USU  Quinn, Moody and McGinty

From left, Utah State University researchers Jason Quinn, Jeff Moody and Chris McGinty.

Moody, McGinty and Quinn’s research was supported by the U.S. Department of Energy to leverage a large-scale, outdoor microalgae growth model. These USU researchers used meteorological data from 4,388 global locations to find the global productivity potential of microalgae. Previous to this research, resource assessments of microalgae based biofuel production systems were taken from laboratory-scale data.

Moody, McGinty, and Quinn’s research included biological effects, geographical location and cultivation agriculture to assess lipid and biomass productivity potential of microalgae cultivated in a traditional closed-system photobioreactor.

Solix Photobioreactor

At a pilot plant facility at Coyote Gulch outside Durango, Colo., microalgae is grown for biofuel production. Photo credit Solix BioSystems.

These USU researchers drew conclusions on two fronts:

  • Global Productivity Potential and Variability Closed photobioreactor systems represents a promising production system compared to open raceway pond based on increased stability and improved volumetric productivity from extended surface area and a short light path.

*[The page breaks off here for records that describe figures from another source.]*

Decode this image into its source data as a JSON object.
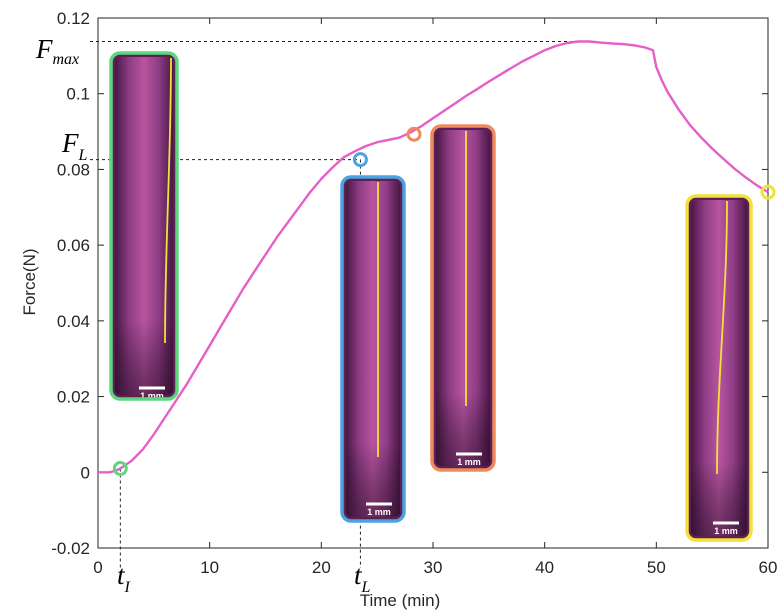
{
  "chart_data": {
    "type": "line",
    "title": "",
    "xlabel": "Time (min)",
    "ylabel": "Force(N)",
    "xlim": [
      0,
      60
    ],
    "ylim": [
      -0.02,
      0.12
    ],
    "xticks": [
      0,
      10,
      20,
      30,
      40,
      50,
      60
    ],
    "yticks": [
      -0.02,
      0,
      0.02,
      0.04,
      0.06,
      0.08,
      0.1,
      0.12
    ],
    "ytick_labels": [
      "-0.02",
      "0",
      "0.02",
      "0.04",
      "0.06",
      "0.08",
      "0.1",
      "0.12"
    ],
    "xtick_labels": [
      "0",
      "10",
      "20",
      "30",
      "40",
      "50",
      "60"
    ],
    "grid": false,
    "series": [
      {
        "color": "#e55fc8",
        "x": [
          0,
          1,
          1.5,
          2,
          3,
          4,
          5,
          6,
          7,
          8,
          9,
          10,
          11,
          12,
          13,
          14,
          15,
          16,
          17,
          18,
          19,
          20,
          21,
          22,
          23,
          24,
          25,
          26,
          27,
          28,
          29,
          30,
          31,
          32,
          33,
          34,
          35,
          36,
          37,
          38,
          39,
          40,
          41,
          42,
          43,
          44,
          45,
          46,
          47,
          48,
          49,
          49.7,
          50,
          50.5,
          51,
          52,
          53,
          54,
          55,
          56,
          57,
          58,
          59,
          60
        ],
        "y": [
          0,
          0,
          0.0003,
          0.001,
          0.003,
          0.006,
          0.01,
          0.0145,
          0.019,
          0.0235,
          0.0285,
          0.0335,
          0.0385,
          0.0435,
          0.0485,
          0.053,
          0.0575,
          0.062,
          0.066,
          0.07,
          0.074,
          0.0775,
          0.0805,
          0.0832,
          0.0848,
          0.0862,
          0.0872,
          0.0878,
          0.0884,
          0.0898,
          0.0915,
          0.0935,
          0.0955,
          0.0975,
          0.0995,
          0.1013,
          0.1032,
          0.105,
          0.1068,
          0.1085,
          0.11,
          0.1115,
          0.1126,
          0.1134,
          0.1138,
          0.1138,
          0.1135,
          0.1133,
          0.1131,
          0.1128,
          0.1122,
          0.1115,
          0.107,
          0.1035,
          0.1005,
          0.0958,
          0.0918,
          0.0885,
          0.0855,
          0.0828,
          0.0802,
          0.0779,
          0.0758,
          0.074
        ]
      }
    ],
    "markers": [
      {
        "label": "t_I",
        "x": 2,
        "y": 0.001,
        "color": "#5ed67d"
      },
      {
        "label": "t_L",
        "x": 23.5,
        "y": 0.0826,
        "color": "#4ba3e0"
      },
      {
        "label": "",
        "x": 28.3,
        "y": 0.0893,
        "color": "#ef8a5c"
      },
      {
        "label": "",
        "x": 60,
        "y": 0.074,
        "color": "#f3e138"
      }
    ],
    "reference_lines": [
      {
        "label": "F_max",
        "y": 0.1138
      },
      {
        "label": "F_L",
        "y": 0.0826
      }
    ],
    "insets": [
      {
        "border_color": "#5ed67d",
        "scale_label": "1 mm"
      },
      {
        "border_color": "#4ba3e0",
        "scale_label": "1 mm"
      },
      {
        "border_color": "#ef8a5c",
        "scale_label": "1 mm"
      },
      {
        "border_color": "#f3e138",
        "scale_label": "1 mm"
      }
    ],
    "annotations": [
      {
        "main": "F",
        "sub": "max"
      },
      {
        "main": "F",
        "sub": "L"
      },
      {
        "main": "t",
        "sub": "I"
      },
      {
        "main": "t",
        "sub": "L"
      }
    ]
  }
}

Moderate climate diversity aided by closed-systems allows for less infrastructure changes throughout the year. A change in temperature in any direction causes a negative impact on biomass and lipid productivity.
  • Scalability – When water, nutrients and CO2 are not limiting, significant fractions of the transportation fuel requirements can be met by algae. In their research, on a conservative level, algae yielded 2,500 gallons of biofuel per acre per year in contrast to corn (435 gallons) and soybeans (66 gallons). They conclude Brazil, Canada, China, and the U.S. could produce enough algae biofuel to supplement more than 30 percent of those countries’ fuel consumption.

“Our findings will help to justify the investment in technology development and infrastructure to make algal biofuel a viable fuel source,” said Moody.